What we need is a competitor that disrupts credit cards altogether, not just merchant processing. Eliminate VISA and MC, who are basically skimming 2.5% off our retail economy. Cards are obsolete anyways. The processing side is obsolete, we don't need terminals that dial into a central processing machine, we can use the internet. The credit side (banks provide the credit line you get on your card, not Visa/MC) will take a bit more work, but we can combine it with the rise in peer to peer lending: you seek a credit line from a crowdlending site, not Chase bank.
But the OP is NOT the merchant... PayPal is. I do not think that the fundamental problem in this case is the credit card system. (Although there certainly are OTHER problems with the credit card payment system that make it tempting to disrupt - but nearly impossible to disrupt because of entrenched powerful interests.)

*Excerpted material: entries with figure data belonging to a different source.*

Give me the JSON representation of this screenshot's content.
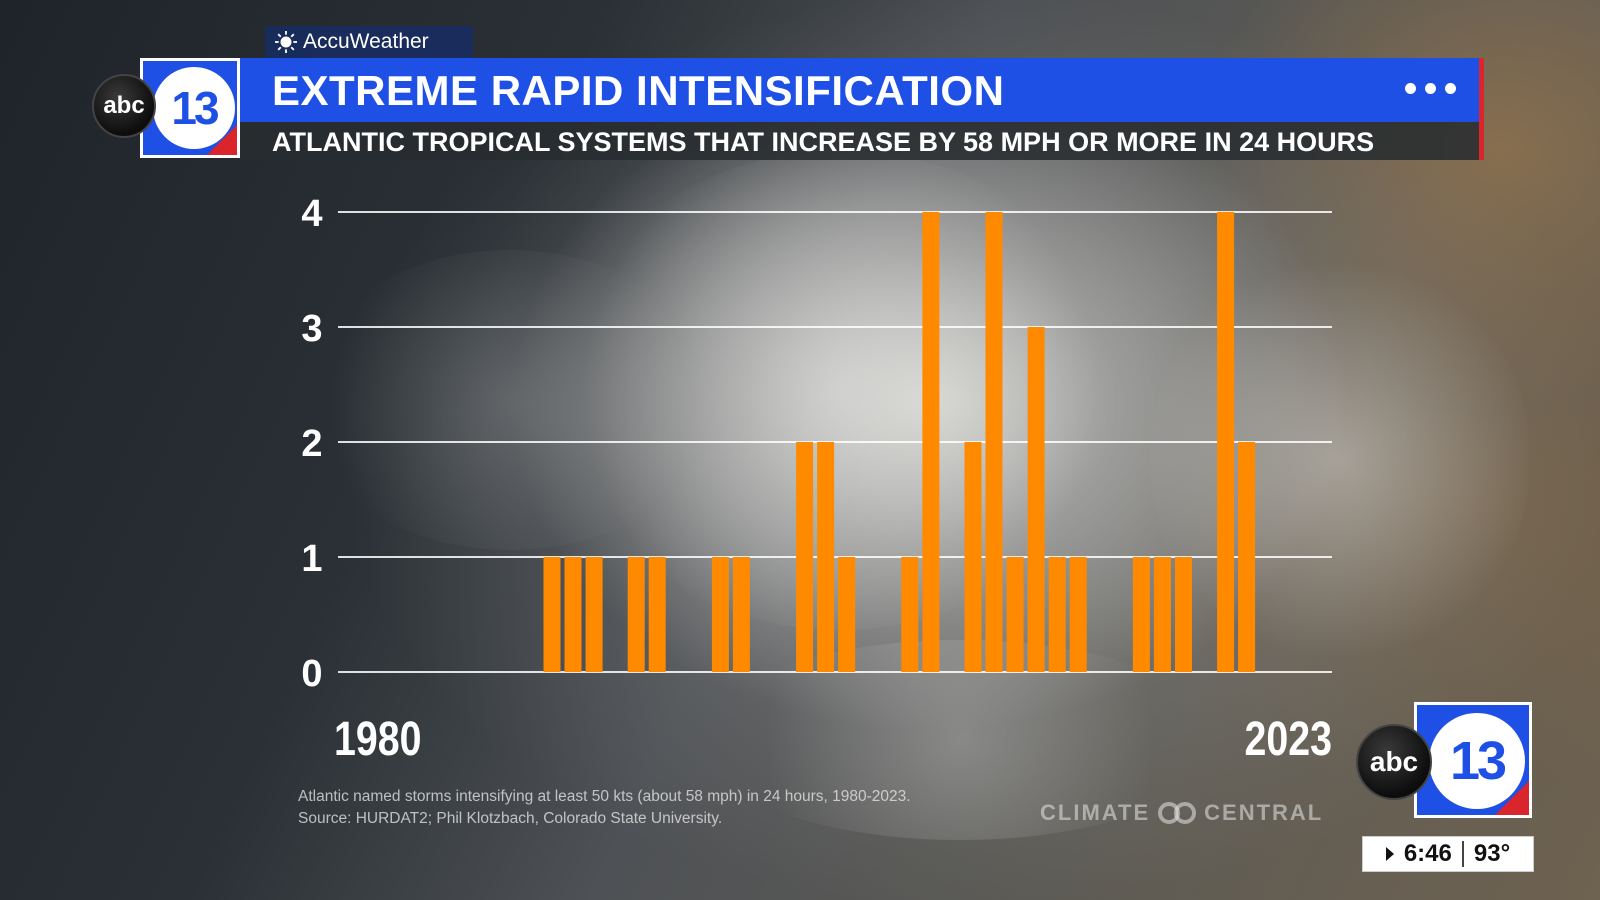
{
  "brand": {
    "accuweather_label": "AccuWeather",
    "abc_text": "abc",
    "station_number": "13",
    "climate_central_left": "CLIMATE",
    "climate_central_right": "CENTRAL"
  },
  "header": {
    "title": "EXTREME RAPID INTENSIFICATION",
    "subtitle": "ATLANTIC TROPICAL SYSTEMS THAT INCREASE BY 58 MPH OR MORE IN 24 HOURS"
  },
  "footer": {
    "note_line1": "Atlantic named storms intensifying at least 50 kts (about 58 mph) in 24 hours, 1980-2023.",
    "note_line2": "Source: HURDAT2; Phil Klotzbach, Colorado State University."
  },
  "status": {
    "time": "6:46",
    "temperature": "93°"
  },
  "colors": {
    "bar": "#ff8a00",
    "banner_blue": "#1f50e6",
    "banner_red": "#d9252b",
    "gridline": "#ffffff"
  },
  "chart_data": {
    "type": "bar",
    "title": "EXTREME RAPID INTENSIFICATION",
    "subtitle": "ATLANTIC TROPICAL SYSTEMS THAT INCREASE BY 58 MPH OR MORE IN 24 HOURS",
    "xlabel": "",
    "ylabel": "",
    "x_start_label": "1980",
    "x_end_label": "2023",
    "ylim": [
      0,
      4
    ],
    "yticks": [
      "0",
      "1",
      "2",
      "3",
      "4"
    ],
    "grid": true,
    "categories": [
      1980,
      1981,
      1982,
      1983,
      1984,
      1985,
      1986,
      1987,
      1988,
      1989,
      1990,
      1991,
      1992,
      1993,
      1994,
      1995,
      1996,
      1997,
      1998,
      1999,
      2000,
      2001,
      2002,
      2003,
      2004,
      2005,
      2006,
      2007,
      2008,
      2009,
      2010,
      2011,
      2012,
      2013,
      2014,
      2015,
      2016,
      2017,
      2018,
      2019,
      2020,
      2021,
      2022,
      2023
    ],
    "values": [
      0,
      0,
      0,
      0,
      0,
      0,
      0,
      0,
      0,
      1,
      1,
      1,
      0,
      1,
      1,
      0,
      0,
      1,
      1,
      0,
      0,
      2,
      2,
      1,
      0,
      0,
      1,
      4,
      0,
      2,
      4,
      1,
      3,
      1,
      1,
      0,
      0,
      1,
      1,
      1,
      0,
      4,
      2,
      0
    ]
  }
}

Not only that, they are making it extremely inconvenient to have any sort of communication with them
As soon as a payment touches any of the existing networks, it's at risk. The only way to fix it completely (or at least significantly improve the situation) is to have a system that's completely isolated and properly secured; i.e. every payment authorization requires true multi-factor authentication.
This claim doesn't make much sense. For example, an economy with RGDP 150,000 units, of which 2.5% go to Visa/MC, is not worse off than one of RGDP 130,000 units, of which 0% go to Visa/MC.
Now, nearly everyone has and uses multiple visa or mc branded credit or debit cards, yielding trillions in transactions, making billions for Visa/MC.
In short, they've grown much more profitable due to their scale and none of that has value has been returned to businesses or consumers in via rate reductions, AFAIK.
Of course, there are other ways to stop fraud which you'd want to do as well.
They could charge for "Verified by Facebook" services. Hell, they could replace eBay and PayPal while they're at it, not to mention AirBnB, CraigsList, etc.
They're stumbling around looking for a business model as it is, I don't know why they don't get into this. Sure, easier said than done maybe, but if anyone can do it, it is Facebook. Becoming the one site that has the single largest repository of known internet identities within it is the hard part.
So bizarre to me they don't move into in a serious way. ecommerce
Is that workable? Quite possibly. Is it probable? Probably not.